KKR has agreed to acquire EDF Power Solutions North America for $4.2 billion, the largest single clean energy investment in the private equity firm's history. The deal gives KKR immediate control of more than 5.6 gigawatts of operating wind, solar, and battery storage capacity across North America. It comes as investors race to secure reliable electricity generation for surging demand from AI data centers and other high-load users.

The acquired portfolio positions KKR among the top independent renewable power producers in North America. The 5.6 GW of operating assets span multiple technologies, providing both scale and diversification. KKR did not disclose the specific capacity breakdown by technology type, but the portfolio includes wind, solar, and battery storage projects.

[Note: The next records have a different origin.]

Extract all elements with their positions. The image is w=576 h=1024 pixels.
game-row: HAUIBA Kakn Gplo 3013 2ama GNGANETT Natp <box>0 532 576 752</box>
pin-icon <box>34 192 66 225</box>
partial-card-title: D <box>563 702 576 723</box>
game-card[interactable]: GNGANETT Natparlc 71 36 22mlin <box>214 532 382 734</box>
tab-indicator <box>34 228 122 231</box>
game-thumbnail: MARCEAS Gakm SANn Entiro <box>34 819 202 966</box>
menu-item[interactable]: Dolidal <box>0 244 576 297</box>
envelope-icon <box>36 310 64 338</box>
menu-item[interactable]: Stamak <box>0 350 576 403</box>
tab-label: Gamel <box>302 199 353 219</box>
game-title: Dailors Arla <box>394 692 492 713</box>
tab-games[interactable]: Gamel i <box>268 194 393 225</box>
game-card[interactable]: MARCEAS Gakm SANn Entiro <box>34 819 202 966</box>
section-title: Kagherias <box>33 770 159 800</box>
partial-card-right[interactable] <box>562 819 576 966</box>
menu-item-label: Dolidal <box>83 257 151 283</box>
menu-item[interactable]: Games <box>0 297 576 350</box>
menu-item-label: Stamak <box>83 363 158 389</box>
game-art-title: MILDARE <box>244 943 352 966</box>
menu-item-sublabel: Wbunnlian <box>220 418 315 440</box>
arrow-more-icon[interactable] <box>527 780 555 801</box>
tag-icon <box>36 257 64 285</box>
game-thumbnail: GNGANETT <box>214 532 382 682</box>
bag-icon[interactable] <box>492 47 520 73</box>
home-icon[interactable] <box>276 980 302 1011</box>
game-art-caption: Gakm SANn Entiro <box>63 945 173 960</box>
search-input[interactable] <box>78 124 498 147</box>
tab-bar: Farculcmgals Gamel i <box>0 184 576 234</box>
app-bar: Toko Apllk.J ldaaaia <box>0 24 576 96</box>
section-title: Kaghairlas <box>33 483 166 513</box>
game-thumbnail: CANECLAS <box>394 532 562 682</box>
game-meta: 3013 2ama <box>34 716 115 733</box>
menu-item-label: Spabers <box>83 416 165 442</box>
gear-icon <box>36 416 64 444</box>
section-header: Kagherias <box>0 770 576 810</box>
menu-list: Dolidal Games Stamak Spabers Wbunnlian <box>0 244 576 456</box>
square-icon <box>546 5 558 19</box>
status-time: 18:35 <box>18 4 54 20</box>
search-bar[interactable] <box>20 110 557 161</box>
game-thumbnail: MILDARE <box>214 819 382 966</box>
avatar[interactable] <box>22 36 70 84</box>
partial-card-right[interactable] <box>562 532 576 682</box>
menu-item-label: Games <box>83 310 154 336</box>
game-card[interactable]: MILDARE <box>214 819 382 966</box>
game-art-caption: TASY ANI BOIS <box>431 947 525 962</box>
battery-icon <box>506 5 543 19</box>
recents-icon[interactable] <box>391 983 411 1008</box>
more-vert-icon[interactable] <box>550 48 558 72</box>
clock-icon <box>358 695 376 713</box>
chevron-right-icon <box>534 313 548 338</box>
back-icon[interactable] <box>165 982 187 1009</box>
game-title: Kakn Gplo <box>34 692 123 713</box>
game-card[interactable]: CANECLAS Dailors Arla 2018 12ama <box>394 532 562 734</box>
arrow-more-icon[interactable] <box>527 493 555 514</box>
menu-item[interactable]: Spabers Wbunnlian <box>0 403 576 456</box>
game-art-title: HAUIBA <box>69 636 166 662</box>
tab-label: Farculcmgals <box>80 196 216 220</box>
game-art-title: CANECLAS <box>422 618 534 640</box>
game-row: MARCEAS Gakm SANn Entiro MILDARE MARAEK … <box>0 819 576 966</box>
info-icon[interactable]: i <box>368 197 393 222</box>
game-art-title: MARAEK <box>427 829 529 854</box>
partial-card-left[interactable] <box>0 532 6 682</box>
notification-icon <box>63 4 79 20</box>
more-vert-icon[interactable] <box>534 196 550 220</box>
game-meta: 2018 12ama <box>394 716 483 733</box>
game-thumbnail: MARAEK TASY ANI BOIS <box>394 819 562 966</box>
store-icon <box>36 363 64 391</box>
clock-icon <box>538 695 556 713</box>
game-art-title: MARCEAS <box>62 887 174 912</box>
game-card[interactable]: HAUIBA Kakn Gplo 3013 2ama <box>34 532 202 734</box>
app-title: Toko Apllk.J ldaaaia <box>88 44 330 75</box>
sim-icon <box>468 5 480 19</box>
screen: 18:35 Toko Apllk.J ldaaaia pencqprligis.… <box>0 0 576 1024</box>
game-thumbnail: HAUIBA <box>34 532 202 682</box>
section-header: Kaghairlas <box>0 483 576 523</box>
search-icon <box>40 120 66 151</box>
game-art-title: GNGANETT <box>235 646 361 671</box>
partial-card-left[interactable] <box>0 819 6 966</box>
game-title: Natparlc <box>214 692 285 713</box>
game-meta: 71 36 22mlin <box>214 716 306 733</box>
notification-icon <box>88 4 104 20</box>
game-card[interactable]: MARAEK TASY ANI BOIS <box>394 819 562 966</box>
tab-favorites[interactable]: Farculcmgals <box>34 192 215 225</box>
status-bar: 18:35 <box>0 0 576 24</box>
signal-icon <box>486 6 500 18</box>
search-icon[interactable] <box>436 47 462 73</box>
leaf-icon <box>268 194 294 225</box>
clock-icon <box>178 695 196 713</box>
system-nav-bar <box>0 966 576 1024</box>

The transaction is structured as a full buyout of EDF Power Solutions North America, a subsidiary of French utility EDF. KKR will take over operations and project management teams as part of the deal. The investment firm plans to fund the acquisition through its global infrastructure and energy funds, though it did not detail the exact mix of equity and debt financing.

The deal reflects a broader shift in energy investment toward large-scale renewable portfolios with contracted revenue streams. However, the pace of clean energy buildout faces headwinds from interconnection queue delays and transformer shortages. KKR will also need to navigate fluctuating power purchase agreement prices in key markets like ERCOT and PJM.